Robotic and autonomous machinery
Whilst it’s still in its infancy, some farmers are already using robots to tackle tasks such as planting, weeding and harvesting.
For instance, Lutton Farm, a fruit farm located on the border between Cambridgeshire and Northamptonshire, is among early adopters of a robot that supports pickers by transporting empty trays to them, collecting picked produce from pickers, and delivering it to any collection point that is in transit or static.
Boosting safety, tackling crime and aiding diversification
Some new technology could play a crucial role in making farming safer. After all, the farm can be a dangerous place. For example, on-vehicle cameras can monitor dangerous areas and remotely stop the machinery if someone gets too close.
Another example of an emerging technology to help reduce accidents on farms is from our very own Farm Safety Foundation. The Farm Safety Foundation have developed and have actively been using virtual reality as an integral part of their farm safety training sessions since 2020. Furthermore, this innovative way of learning is available to agricultural students at all land-based colleges across the UK.
Farmers are also making use of technology to tackle rural crime. At its simplest this can mean tracking devices and immobilisers for vehicles. But also, the likes of livestock tracking devices that can alert farmers of theft or dog attacks, remote tank monitors for fuel, chemicals or fertiliser, and sensors for farm gates.
Technology is also helping farms diversify. For example, Flanesford Priory in Herefordshire used mapping and precision farming software to help create a popular maize maze to entertain paying guests.
Originally designed to drive efficiencies and enhance productivity, the primary focus of many precision software applications lies in optimising crop yields and aiding in farm management decisions by utilising an array of sensors, robotics and technology.

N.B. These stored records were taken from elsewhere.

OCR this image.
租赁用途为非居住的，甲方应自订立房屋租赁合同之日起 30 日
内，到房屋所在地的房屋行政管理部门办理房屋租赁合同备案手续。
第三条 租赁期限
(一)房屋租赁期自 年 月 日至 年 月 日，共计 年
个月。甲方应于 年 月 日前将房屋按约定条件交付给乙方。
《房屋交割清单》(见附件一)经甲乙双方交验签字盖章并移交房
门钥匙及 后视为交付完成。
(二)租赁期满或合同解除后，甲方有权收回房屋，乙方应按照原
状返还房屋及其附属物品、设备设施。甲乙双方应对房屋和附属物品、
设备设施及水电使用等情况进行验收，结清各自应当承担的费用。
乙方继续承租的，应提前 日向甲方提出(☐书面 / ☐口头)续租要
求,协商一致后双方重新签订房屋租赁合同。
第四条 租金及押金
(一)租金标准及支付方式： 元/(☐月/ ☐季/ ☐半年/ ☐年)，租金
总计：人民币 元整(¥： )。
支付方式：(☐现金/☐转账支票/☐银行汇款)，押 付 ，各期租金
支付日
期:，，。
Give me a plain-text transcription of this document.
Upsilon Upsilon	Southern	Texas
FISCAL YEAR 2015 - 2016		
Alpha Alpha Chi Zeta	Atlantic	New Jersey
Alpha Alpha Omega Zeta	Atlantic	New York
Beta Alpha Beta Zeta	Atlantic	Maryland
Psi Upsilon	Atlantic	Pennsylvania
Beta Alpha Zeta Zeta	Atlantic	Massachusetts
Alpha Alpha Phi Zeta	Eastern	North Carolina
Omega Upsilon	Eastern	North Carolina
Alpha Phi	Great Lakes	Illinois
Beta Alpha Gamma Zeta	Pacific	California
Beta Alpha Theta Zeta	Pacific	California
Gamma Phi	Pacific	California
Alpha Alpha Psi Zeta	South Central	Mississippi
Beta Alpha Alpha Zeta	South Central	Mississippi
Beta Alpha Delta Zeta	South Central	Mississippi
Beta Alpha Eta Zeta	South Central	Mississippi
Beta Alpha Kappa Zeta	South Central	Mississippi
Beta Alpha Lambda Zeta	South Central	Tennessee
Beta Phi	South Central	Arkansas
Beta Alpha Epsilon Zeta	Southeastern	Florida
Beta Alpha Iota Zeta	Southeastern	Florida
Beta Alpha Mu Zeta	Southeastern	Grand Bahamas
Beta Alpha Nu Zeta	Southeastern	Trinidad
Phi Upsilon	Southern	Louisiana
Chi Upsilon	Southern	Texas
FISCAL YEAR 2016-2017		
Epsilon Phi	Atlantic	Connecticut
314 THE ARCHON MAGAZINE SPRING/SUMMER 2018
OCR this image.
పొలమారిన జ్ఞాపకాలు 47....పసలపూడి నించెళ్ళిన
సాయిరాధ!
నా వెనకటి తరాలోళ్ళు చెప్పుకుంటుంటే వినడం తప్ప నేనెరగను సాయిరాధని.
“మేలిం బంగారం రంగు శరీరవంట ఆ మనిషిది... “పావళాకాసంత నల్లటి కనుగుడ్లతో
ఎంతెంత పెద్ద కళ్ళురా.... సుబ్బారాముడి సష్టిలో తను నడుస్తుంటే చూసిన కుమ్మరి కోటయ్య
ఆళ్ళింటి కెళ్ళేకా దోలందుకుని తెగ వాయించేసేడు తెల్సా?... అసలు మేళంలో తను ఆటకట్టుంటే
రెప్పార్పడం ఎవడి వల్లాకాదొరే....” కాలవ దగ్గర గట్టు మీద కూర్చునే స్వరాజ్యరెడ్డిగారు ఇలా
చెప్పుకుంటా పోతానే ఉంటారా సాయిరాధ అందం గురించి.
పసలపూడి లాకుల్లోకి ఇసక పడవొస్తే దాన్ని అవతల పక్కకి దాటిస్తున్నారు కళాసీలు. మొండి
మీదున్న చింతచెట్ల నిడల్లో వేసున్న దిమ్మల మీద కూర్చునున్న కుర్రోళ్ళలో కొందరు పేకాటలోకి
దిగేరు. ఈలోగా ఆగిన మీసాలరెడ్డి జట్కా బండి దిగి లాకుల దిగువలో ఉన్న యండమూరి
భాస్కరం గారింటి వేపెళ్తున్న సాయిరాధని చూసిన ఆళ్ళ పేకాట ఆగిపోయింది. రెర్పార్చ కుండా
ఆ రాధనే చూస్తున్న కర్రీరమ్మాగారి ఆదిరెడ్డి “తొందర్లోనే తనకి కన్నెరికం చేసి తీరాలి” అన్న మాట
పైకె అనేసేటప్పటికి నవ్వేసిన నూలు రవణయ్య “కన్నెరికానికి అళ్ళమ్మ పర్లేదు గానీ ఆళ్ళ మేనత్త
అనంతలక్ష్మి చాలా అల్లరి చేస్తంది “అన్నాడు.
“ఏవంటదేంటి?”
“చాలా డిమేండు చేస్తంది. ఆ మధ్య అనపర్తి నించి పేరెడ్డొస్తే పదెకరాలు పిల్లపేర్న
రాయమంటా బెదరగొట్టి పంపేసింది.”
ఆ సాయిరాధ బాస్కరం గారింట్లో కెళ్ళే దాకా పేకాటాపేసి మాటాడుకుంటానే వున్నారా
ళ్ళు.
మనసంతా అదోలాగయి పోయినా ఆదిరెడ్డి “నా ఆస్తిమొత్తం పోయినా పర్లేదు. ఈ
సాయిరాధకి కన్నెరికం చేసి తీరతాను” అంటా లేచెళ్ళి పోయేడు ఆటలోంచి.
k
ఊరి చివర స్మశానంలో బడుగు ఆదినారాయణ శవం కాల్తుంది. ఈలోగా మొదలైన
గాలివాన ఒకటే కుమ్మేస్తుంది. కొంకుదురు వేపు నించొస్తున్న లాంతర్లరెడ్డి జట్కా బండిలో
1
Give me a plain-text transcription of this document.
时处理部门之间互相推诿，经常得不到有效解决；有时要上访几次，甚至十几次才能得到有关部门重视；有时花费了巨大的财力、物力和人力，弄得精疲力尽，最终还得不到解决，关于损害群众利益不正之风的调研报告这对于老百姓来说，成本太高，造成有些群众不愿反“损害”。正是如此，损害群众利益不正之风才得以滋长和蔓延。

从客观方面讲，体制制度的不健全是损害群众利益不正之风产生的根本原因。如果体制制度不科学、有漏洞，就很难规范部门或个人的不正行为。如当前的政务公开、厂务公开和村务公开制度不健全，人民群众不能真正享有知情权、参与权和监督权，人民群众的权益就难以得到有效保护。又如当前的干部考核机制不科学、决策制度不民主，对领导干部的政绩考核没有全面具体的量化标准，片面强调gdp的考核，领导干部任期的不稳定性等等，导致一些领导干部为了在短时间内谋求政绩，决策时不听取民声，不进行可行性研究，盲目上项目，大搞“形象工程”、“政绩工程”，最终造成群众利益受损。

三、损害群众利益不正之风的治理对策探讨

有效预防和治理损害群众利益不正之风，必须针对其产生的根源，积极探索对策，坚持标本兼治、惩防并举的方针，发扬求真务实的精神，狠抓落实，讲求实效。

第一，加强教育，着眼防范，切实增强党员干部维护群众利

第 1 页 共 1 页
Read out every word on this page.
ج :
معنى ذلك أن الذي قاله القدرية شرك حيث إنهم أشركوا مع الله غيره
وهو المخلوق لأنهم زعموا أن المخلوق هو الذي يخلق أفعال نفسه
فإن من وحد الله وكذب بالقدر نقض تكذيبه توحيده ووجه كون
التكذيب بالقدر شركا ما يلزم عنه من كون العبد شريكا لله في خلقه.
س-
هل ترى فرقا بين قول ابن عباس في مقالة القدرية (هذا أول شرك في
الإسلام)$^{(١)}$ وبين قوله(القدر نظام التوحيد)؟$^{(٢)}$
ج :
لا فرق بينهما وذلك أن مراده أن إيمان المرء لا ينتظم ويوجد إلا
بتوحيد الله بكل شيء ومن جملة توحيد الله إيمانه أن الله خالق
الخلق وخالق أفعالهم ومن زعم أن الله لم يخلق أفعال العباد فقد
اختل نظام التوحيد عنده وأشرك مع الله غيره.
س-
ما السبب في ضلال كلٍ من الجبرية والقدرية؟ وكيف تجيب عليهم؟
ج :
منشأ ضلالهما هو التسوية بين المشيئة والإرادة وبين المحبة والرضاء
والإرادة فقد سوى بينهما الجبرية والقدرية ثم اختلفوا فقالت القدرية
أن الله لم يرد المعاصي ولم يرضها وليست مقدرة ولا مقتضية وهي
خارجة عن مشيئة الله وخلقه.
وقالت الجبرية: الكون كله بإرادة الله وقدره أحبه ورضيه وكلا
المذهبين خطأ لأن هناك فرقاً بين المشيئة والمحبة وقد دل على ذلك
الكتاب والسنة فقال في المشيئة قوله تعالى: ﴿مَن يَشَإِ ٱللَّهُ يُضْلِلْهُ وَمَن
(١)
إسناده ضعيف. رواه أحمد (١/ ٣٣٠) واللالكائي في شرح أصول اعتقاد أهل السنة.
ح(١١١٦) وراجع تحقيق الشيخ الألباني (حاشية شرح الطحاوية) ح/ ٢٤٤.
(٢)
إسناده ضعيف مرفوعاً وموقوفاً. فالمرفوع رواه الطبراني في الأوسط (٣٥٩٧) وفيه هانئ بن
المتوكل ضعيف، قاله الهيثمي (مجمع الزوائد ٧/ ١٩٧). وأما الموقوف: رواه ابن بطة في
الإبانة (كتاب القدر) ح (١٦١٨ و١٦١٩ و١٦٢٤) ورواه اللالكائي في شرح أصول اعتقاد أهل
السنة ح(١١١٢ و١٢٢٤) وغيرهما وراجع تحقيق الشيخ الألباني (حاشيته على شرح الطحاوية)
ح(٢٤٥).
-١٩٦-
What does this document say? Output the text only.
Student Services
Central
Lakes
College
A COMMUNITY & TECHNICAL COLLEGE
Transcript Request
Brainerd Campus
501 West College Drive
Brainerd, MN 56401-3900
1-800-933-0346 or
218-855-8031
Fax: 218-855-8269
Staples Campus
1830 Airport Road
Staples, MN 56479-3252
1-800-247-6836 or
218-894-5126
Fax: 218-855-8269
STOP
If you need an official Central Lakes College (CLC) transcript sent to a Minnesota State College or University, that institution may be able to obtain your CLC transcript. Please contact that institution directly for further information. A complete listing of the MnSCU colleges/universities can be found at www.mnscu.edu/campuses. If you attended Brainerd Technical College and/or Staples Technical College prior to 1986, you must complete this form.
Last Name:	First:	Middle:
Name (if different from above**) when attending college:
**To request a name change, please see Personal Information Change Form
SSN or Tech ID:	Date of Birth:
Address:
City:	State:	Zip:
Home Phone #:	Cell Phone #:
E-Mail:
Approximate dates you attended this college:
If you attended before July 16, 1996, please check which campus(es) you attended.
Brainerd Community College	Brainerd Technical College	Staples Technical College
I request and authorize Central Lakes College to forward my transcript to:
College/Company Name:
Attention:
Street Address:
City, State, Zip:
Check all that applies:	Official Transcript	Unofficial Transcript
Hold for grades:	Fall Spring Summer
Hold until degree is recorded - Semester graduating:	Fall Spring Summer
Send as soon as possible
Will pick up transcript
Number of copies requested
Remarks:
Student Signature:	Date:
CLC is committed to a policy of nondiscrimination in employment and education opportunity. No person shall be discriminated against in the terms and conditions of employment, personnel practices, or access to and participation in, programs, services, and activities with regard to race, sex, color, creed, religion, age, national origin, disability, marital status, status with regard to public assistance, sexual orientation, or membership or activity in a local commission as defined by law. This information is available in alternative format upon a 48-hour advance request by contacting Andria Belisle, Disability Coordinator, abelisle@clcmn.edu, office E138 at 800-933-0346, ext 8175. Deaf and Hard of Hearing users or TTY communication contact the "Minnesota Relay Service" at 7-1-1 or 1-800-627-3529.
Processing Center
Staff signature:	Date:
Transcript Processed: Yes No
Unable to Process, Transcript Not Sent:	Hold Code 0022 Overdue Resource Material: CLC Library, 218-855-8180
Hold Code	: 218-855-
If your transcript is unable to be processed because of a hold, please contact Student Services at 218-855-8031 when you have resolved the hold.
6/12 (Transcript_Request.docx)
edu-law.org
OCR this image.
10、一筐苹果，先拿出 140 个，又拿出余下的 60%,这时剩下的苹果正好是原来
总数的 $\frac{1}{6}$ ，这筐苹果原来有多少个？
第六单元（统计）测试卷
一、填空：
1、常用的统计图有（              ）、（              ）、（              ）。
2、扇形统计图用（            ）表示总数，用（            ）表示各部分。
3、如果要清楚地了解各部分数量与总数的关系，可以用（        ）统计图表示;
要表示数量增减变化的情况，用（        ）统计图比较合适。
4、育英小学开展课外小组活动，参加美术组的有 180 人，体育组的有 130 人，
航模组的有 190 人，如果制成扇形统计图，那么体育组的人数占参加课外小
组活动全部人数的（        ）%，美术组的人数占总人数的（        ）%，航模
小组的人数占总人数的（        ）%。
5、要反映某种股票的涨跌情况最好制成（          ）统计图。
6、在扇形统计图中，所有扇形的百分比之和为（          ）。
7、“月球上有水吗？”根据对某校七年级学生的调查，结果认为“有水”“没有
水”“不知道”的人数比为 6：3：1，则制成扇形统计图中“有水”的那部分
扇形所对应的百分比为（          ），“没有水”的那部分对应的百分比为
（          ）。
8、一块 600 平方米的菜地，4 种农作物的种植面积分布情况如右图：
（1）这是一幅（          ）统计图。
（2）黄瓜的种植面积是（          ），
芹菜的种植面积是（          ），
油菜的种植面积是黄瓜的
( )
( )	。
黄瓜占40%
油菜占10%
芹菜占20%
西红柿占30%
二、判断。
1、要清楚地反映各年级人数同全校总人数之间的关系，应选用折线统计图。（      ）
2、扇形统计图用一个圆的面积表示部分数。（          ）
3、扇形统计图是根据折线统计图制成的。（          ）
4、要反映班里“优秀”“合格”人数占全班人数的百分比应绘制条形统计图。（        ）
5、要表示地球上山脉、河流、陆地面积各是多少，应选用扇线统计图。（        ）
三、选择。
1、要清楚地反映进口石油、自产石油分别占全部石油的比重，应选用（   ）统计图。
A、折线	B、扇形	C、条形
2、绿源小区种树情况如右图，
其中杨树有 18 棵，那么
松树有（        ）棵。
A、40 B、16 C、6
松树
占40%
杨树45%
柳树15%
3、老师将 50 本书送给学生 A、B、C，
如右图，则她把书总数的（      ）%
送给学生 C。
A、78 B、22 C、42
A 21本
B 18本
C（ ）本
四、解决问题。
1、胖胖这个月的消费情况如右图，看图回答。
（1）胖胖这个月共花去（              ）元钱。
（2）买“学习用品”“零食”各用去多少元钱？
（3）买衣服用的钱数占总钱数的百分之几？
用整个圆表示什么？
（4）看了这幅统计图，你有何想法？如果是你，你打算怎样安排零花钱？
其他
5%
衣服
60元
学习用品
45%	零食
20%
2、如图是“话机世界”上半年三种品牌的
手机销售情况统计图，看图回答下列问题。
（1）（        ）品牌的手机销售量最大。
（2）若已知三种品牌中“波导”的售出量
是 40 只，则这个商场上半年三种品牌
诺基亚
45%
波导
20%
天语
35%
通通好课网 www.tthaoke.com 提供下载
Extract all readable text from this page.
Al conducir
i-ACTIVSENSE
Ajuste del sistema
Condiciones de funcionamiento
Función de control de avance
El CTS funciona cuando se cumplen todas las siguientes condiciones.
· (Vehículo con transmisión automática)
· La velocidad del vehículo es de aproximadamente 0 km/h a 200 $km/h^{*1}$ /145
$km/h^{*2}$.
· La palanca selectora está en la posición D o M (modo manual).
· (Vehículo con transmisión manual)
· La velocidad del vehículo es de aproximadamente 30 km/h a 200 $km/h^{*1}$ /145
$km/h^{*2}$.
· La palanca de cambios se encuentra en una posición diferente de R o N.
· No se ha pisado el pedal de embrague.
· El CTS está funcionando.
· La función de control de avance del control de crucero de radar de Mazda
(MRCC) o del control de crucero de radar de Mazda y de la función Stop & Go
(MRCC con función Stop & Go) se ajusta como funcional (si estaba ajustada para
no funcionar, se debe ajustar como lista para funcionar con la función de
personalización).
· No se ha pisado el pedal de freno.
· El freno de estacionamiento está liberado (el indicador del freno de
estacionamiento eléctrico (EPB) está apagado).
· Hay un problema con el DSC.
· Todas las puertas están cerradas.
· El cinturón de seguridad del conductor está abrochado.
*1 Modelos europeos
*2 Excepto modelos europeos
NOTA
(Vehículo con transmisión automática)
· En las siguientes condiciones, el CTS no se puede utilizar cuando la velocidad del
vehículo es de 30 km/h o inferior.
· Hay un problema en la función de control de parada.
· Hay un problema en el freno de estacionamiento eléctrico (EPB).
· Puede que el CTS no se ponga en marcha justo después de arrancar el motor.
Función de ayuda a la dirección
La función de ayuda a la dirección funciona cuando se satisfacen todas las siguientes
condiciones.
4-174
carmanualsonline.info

This is a far-ranging field that has been developing for years now, but examples include machines that use high-resolution cameras and computer vision software to identify and kill weeds.
But it’s not just arable farms that can benefit from precision technologies: in livestock farming, precision agriculture spans technologies such as electronic IDs and weighing systems, GPS collars to track cattle movement, and wearable activity monitors.
The developments in technology are too wide-ranging to cover in one article. And none can be expected to offer a magic wand to fix the volatility, uncertainty and instability that all farmers must overcome. But farmers that embrace the right technology for them, can help make their farming business more sustainable, improve productivity and overall resilience.
Underinsurance - make sure you're covered
We’ve explored a wealth of new innovations throughout this article, and for the most part, technology is getting more affordable and accessible to many more people. But in some emerging fields, costs can swing rapidly depending on manufacturing capacity, the cost of raw materials, or even trade disputes and exchange rates.
It is always worth regularly reviewing what it would cost to buy new replacements for your assets, rather than relying on it to be the same price as you paid. Given the demand of the used market, you can't always rely on that as a source of replacements as many did pre pandemic.